AVS 55th International Symposium & Exhibition | |
Surface Science | Thursday Sessions |
Session SS1-ThM |
Session: | Growth and Etching on Surfaces |
Presenter: | W.F. Van Dorp, Delft University of Technology, The Netherlands |
Authors: | W.F. Van Dorp, Delft University of Technology, The Netherlands S. Zalkind, Rutgers, the State University of New Jersey B. Yakshinksiy, Rutgers, the State University of New Jersey T.E. Madey, Rutgers, the State University of New Jersey J.D. Wnuk, Johns Hopkins University J.M. Gorham, Johns Hopkins University H. Fairbrother, Johns Hopkins University C.W. Hagen, Delft University of Technology, The Netherlands |
Correspondent: | Click to Email |
Electron beam-induced deposition (EBID) is a technique where adsorbed precursor molecules are dissociated by a focused beam of electrons to define metallic or semi-conducting patterns. Control over the process has developed to the extent that the amount of deposited material can be controlled (nearly) to the level of single molecules.1 However, the purity of the deposits is not yet well controlled due to lack of knowledge of the precise nature of the precursor dissociation. Therefore, we study the adsorption behaviour of (CH3)3-Pt-C5H4CH3 (a typical EBID precursor) and the dissociation cross section as a function of incident electron energy using Temperature Programmed Desorption (TPD).2,3 TPD experiments using a Au(110) sample as substrate indicate that the first monolayer in contact with the substrate has a higher desorption temperature than condensed multilayers.
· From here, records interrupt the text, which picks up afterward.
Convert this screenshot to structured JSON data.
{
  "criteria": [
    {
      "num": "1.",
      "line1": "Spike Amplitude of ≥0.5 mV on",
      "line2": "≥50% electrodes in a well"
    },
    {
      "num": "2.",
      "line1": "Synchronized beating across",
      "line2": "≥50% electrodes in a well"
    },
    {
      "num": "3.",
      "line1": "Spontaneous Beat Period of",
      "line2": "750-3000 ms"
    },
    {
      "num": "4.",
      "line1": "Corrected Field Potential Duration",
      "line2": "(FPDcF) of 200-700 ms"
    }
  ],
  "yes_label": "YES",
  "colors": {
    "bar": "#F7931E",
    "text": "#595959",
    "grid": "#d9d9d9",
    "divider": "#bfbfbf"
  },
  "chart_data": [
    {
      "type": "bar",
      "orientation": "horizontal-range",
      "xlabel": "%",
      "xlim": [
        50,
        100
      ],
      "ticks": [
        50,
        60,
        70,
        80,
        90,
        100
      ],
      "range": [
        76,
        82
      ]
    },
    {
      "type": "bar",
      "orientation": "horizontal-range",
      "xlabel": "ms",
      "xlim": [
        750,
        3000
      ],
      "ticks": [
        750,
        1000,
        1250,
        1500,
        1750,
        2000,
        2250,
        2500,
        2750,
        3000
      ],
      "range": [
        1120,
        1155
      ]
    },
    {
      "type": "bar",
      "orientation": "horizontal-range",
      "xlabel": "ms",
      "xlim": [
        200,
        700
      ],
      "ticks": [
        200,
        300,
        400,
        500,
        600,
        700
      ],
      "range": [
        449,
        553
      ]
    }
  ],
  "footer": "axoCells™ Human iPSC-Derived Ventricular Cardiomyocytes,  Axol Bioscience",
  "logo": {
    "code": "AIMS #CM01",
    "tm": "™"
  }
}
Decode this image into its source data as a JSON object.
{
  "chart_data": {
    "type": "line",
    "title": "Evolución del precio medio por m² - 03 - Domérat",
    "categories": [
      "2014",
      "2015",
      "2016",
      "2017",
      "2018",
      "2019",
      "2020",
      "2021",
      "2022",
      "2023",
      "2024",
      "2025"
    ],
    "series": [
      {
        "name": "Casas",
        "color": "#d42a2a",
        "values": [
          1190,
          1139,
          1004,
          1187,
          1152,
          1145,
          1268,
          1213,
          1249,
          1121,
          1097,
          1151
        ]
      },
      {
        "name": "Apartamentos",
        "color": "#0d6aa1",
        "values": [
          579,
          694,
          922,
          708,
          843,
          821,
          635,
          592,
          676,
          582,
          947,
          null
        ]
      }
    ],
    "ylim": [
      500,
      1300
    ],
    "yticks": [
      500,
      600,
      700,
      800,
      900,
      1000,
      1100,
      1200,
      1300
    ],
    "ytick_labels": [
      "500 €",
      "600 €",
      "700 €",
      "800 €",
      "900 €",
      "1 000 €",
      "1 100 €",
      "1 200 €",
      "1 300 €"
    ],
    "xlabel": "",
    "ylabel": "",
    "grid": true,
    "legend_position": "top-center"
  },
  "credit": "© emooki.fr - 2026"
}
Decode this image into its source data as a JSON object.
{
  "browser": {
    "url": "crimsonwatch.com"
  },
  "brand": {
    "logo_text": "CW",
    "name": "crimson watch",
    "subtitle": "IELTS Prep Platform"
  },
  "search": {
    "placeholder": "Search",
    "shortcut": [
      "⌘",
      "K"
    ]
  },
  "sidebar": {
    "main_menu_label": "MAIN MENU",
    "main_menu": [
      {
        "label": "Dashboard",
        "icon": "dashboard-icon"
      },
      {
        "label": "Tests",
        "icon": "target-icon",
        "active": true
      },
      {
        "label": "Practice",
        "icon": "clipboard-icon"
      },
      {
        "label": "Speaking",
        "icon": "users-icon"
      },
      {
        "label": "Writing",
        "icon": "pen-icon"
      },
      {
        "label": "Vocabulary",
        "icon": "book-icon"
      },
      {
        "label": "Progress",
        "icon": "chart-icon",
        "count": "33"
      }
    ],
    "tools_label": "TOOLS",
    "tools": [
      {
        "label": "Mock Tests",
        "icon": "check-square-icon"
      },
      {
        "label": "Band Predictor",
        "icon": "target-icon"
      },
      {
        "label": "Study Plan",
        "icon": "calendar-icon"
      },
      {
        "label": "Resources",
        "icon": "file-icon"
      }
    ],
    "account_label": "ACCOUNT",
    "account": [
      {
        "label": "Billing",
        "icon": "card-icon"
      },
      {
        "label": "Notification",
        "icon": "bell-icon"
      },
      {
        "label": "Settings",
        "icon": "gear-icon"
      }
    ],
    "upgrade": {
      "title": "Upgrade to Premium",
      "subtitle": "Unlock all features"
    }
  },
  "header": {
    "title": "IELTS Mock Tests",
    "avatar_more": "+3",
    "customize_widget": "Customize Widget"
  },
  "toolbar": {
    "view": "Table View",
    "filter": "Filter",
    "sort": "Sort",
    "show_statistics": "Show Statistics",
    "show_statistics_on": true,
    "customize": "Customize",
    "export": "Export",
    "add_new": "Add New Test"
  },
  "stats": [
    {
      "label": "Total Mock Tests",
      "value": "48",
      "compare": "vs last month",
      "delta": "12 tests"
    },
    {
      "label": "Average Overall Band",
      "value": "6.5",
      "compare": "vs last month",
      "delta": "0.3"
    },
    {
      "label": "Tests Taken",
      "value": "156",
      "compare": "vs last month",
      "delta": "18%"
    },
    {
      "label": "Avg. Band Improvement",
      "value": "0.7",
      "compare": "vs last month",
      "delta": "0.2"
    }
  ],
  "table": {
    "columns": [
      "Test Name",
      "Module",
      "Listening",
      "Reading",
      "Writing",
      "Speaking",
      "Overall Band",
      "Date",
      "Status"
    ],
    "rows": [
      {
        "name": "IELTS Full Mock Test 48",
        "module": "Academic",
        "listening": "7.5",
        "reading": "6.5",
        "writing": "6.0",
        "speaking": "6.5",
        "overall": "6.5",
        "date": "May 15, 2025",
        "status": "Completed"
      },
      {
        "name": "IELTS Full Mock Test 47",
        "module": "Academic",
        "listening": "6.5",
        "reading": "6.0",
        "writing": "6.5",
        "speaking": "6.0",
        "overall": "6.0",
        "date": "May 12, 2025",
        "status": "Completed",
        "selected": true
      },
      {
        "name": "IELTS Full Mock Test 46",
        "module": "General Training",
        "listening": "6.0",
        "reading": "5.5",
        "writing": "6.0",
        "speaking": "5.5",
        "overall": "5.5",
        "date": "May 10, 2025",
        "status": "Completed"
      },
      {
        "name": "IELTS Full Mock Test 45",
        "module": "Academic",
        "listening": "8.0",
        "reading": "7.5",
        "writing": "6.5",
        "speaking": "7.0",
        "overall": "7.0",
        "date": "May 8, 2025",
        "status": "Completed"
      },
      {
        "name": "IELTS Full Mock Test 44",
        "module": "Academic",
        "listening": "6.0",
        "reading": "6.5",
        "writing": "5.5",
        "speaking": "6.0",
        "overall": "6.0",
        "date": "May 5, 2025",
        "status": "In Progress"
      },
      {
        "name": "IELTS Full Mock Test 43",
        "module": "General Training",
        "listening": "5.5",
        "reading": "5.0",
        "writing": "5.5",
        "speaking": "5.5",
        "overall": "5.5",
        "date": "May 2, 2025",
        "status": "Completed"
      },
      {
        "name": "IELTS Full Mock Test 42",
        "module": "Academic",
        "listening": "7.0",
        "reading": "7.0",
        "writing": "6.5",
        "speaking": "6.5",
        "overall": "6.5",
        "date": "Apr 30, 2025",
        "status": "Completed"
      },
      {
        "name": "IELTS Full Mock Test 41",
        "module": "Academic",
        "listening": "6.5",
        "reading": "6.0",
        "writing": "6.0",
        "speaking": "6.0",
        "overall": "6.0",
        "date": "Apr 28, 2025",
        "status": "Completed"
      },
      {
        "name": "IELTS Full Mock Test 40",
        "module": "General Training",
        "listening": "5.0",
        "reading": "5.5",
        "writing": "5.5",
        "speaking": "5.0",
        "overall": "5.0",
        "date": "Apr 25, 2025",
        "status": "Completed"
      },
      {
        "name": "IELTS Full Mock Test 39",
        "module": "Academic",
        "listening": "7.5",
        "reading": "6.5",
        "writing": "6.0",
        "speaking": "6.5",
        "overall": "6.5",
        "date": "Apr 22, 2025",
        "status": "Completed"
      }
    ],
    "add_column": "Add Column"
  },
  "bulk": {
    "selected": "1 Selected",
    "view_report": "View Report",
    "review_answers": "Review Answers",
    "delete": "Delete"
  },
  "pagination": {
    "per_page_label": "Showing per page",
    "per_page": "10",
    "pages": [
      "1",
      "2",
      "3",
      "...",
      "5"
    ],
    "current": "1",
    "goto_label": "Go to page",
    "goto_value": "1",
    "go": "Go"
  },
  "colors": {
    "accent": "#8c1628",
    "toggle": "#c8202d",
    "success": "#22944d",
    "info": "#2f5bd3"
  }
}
The adsorption energy for the monolayer in contact with the Au is estimated to be 55 kJ/mol. The desorption behaviour in the first monolayer is first order and multilayers do not form until after the first monolayer has formed; the precursor desorbs molecularly. The precursor desorbs (nearly) completely below 0 °C. To study the adsorption behaviour in a condition more typical of an EBID experiment, we deposited a several nm thick carbon/Pt containing layer on the sample. TPD measurements using this “realistic” surface show that the desorption behaviour is similar to that on clean Au(110). The peaks have their maxima in the same range of temperatures, although the peaks are wider. Using this “realistic” C/Pt surface, we studied the effect of broad beam electron irradiation on the TPD spectrum of a single monolayer of precursor. As the total electron dose increases, the area under the TPD peak for m/z = 289 decreases. Cross sections for dissociation can be calculated from the reduction in the area under the TPD peak and are about 10-16 cm2 for electron energies between 40 eV and 3 keV, comparable to those for electron induced dissociation in the gas phase.
1 W.F. van Dorp, C.W. Hagen, P.A. Crozier, P. Kruit, Nanotechnology 19 (2008) 225305.
2 N.S. Faradzhev, C.C. Perry, D.O. Kusmierek, D.H. Fairbrother, T.E. Madey, J. Chem. Phys. 121 (2004) 8547.
3 C. C. Perry, N. S. Faradzhev, D. H. Fairbrother, T. E. Madey, Int. Rev. Phys. Chem. 23 (2004) 289.